Main at Commerce
What looks like a building in the middle distance at the center of Main Street is a banner stretched across the entire street (see other postcard).
In the early years of Houston, Main at Commerce was an important commercial center. Commerce Street to the right was Produce Row, an area subject to flooding, and where the norm of frequent shipping made it easier to deal with occasional inundations.
In 1915 the first building on the left was Flaxman Dry Goods store (101-105 Main), followed by the Converse Building (105 1/2 Main) housing small businessmen such as contractors, printers, loan outfits (including, surprisingly, T. Morioki, Japanese Goods). American Express had an office at 115 Main, and on the corner of Main and Franklin (119 Main) was the Houston Land and Trust Company (see Houston Land and Trust), with many offices of local lawyers, stockbrokers real estate agents, including Max Westheimer working for Pacific Mutual Life Insurance Company. Across Franklin Street lay one of Houston's first skyscrapers, the First National Bank Building (210-205 Main, built in 1904), with an expansive and active lobby on the first floor and many business tenants on upper floors, including Kirby Lumber Company which occupied the entire 8th floor.
On the right was Baldwin & Cargill Wholesale Produce Company (102-104 Main). Gulf Refining Company was a small outfit in 1915 (104 1/2 Main), followed by small firms: Houston Hat Company (106 Main), Oil Well Supply Company (110 Main), Postal Telegraph and Cable Company occupied 112- 114 Main, and the block also included smaller businesses: printers and bookbinders, harness companies, cotton companies, brick companies. On the corner of Franklin, Commercial National Bank (116 Main, built 1904).

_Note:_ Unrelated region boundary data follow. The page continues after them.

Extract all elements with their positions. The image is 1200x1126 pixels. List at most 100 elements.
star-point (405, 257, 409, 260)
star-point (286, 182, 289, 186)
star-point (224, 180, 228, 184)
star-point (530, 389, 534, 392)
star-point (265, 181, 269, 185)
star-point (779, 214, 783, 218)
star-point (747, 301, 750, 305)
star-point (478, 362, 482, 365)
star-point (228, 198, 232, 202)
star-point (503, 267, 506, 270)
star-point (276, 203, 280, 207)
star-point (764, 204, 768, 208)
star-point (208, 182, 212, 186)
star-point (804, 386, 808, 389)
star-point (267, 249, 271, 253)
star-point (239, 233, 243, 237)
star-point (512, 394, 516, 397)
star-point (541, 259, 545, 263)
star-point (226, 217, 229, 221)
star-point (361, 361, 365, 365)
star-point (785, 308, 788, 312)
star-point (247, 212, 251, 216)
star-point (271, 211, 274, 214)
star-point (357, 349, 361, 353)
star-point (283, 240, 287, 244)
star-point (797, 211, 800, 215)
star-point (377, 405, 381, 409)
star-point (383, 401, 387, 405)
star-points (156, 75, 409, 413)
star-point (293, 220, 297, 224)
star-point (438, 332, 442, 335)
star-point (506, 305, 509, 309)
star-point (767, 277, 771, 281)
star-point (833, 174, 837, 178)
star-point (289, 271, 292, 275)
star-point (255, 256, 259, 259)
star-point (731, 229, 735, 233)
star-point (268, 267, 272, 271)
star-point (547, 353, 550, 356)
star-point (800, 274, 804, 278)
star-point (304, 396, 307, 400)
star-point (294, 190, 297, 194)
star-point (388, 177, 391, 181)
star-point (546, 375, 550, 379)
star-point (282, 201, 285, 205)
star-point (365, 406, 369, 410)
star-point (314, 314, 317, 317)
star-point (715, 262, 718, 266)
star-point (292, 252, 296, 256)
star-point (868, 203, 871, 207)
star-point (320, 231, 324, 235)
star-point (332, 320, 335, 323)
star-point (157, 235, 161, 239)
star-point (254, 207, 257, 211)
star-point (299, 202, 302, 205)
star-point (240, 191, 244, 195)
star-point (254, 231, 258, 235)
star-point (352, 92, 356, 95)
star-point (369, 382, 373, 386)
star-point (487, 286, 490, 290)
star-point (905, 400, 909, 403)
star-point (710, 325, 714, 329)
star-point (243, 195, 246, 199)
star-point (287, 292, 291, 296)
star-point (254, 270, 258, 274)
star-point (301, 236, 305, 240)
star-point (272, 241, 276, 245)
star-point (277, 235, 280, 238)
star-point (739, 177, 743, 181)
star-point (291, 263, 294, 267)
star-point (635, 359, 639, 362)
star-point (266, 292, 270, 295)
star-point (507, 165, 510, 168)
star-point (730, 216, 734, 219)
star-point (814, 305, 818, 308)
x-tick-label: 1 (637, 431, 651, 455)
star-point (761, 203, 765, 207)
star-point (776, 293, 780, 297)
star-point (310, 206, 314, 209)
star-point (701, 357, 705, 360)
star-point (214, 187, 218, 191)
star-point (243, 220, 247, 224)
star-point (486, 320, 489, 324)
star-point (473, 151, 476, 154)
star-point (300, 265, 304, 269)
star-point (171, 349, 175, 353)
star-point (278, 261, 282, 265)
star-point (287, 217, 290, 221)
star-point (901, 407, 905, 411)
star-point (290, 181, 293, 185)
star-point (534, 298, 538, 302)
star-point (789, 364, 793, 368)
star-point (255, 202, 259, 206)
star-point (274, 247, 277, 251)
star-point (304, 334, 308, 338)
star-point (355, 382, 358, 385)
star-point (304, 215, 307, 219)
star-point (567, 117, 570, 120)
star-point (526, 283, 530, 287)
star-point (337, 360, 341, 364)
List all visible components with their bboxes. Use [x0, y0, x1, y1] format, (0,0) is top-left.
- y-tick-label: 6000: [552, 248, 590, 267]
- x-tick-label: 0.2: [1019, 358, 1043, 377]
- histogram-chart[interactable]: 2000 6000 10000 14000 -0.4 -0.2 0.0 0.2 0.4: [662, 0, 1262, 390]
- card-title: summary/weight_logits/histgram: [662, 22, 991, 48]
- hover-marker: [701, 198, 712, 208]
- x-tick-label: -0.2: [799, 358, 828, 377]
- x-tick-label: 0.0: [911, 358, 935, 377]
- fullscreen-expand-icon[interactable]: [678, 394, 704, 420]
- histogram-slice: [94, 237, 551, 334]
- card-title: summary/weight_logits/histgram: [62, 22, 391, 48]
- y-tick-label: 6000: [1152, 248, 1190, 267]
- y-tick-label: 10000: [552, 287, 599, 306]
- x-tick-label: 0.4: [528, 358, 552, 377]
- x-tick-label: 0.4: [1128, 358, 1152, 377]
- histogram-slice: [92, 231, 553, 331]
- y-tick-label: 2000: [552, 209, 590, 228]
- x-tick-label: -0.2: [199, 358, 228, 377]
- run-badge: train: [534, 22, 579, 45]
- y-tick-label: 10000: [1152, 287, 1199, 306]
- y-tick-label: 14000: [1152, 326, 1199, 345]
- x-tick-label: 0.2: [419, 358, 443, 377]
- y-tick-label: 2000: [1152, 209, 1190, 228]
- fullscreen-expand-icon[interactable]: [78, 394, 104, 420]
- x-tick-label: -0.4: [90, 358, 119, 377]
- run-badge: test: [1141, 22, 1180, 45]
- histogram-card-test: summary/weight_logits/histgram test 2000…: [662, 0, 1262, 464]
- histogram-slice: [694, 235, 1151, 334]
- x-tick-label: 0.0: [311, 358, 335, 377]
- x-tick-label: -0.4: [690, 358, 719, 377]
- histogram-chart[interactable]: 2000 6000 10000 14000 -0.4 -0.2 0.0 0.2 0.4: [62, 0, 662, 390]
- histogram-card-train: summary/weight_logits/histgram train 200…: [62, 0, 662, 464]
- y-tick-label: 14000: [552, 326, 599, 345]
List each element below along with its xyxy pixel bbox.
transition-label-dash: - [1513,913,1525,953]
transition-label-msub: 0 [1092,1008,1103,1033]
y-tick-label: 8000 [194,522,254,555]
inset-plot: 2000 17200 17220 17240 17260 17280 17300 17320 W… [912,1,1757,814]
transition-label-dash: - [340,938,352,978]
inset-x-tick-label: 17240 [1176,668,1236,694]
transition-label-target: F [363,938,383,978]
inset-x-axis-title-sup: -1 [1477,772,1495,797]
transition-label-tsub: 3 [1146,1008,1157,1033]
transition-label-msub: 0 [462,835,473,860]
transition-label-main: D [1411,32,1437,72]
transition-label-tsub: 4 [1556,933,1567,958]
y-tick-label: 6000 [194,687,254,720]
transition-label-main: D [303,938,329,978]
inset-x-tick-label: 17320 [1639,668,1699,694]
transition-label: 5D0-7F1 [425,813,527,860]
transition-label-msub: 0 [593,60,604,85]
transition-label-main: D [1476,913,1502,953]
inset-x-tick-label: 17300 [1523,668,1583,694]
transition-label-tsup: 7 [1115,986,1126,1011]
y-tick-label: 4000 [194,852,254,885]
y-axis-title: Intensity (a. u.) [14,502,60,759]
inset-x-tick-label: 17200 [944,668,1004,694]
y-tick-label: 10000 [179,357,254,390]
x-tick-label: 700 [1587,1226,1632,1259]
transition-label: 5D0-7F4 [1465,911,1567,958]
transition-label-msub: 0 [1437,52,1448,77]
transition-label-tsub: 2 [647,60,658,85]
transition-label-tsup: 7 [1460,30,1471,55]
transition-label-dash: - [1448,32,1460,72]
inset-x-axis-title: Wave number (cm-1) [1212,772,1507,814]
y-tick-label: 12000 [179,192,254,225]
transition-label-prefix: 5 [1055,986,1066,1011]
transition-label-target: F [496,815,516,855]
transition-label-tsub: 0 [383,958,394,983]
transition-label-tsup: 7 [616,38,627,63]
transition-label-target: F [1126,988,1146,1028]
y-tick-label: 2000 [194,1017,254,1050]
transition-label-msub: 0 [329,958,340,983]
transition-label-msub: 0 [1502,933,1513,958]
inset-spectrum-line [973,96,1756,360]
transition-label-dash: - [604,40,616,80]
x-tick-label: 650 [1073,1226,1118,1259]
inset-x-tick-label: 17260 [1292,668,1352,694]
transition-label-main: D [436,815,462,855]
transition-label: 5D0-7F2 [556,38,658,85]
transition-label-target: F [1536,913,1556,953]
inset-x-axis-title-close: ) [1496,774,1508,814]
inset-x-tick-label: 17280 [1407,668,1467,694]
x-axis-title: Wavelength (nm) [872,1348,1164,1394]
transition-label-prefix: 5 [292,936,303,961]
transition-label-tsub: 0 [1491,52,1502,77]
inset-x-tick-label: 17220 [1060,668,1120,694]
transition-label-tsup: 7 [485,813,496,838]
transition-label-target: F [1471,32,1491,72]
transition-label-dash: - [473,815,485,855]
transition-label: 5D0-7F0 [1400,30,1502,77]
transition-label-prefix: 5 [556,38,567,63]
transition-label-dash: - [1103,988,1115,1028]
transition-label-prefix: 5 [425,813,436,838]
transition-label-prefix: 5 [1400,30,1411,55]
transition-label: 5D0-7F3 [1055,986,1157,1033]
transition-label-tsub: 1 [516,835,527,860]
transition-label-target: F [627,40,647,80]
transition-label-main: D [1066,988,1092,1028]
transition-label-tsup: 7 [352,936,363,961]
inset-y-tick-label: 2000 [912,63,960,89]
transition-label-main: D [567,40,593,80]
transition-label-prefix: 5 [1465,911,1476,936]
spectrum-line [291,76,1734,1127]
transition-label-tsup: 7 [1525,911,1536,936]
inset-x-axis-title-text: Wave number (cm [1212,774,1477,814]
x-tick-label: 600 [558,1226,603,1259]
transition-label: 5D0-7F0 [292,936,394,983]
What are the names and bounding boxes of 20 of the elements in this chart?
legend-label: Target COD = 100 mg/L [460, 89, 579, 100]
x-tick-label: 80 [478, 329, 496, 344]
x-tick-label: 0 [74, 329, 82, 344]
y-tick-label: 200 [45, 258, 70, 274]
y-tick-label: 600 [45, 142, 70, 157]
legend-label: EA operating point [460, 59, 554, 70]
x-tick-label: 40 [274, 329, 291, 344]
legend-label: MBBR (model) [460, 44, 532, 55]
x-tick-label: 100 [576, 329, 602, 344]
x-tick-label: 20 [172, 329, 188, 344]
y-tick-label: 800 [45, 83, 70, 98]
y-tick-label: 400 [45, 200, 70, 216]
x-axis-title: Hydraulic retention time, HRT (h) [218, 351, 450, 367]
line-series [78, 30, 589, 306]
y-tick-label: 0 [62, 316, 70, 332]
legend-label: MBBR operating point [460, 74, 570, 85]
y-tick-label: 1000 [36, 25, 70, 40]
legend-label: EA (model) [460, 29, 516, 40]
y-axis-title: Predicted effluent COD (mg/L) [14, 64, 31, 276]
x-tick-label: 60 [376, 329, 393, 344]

Franklin and Main was Houston's center of town and an important banking center for Southeast Texas. Across from the First National Bank was the Houston National Exchange Bank (202 Main corner Franklin). To complete the list of skyscrapers, the Scanlan Building (403 1/2 Main), and on the left opposite, the Rice Hotel (build in 1910 at Main at Texas), and further down on the right, the Carter Building (806 Main, also built in 1910), all still standing and treated elsewhere here.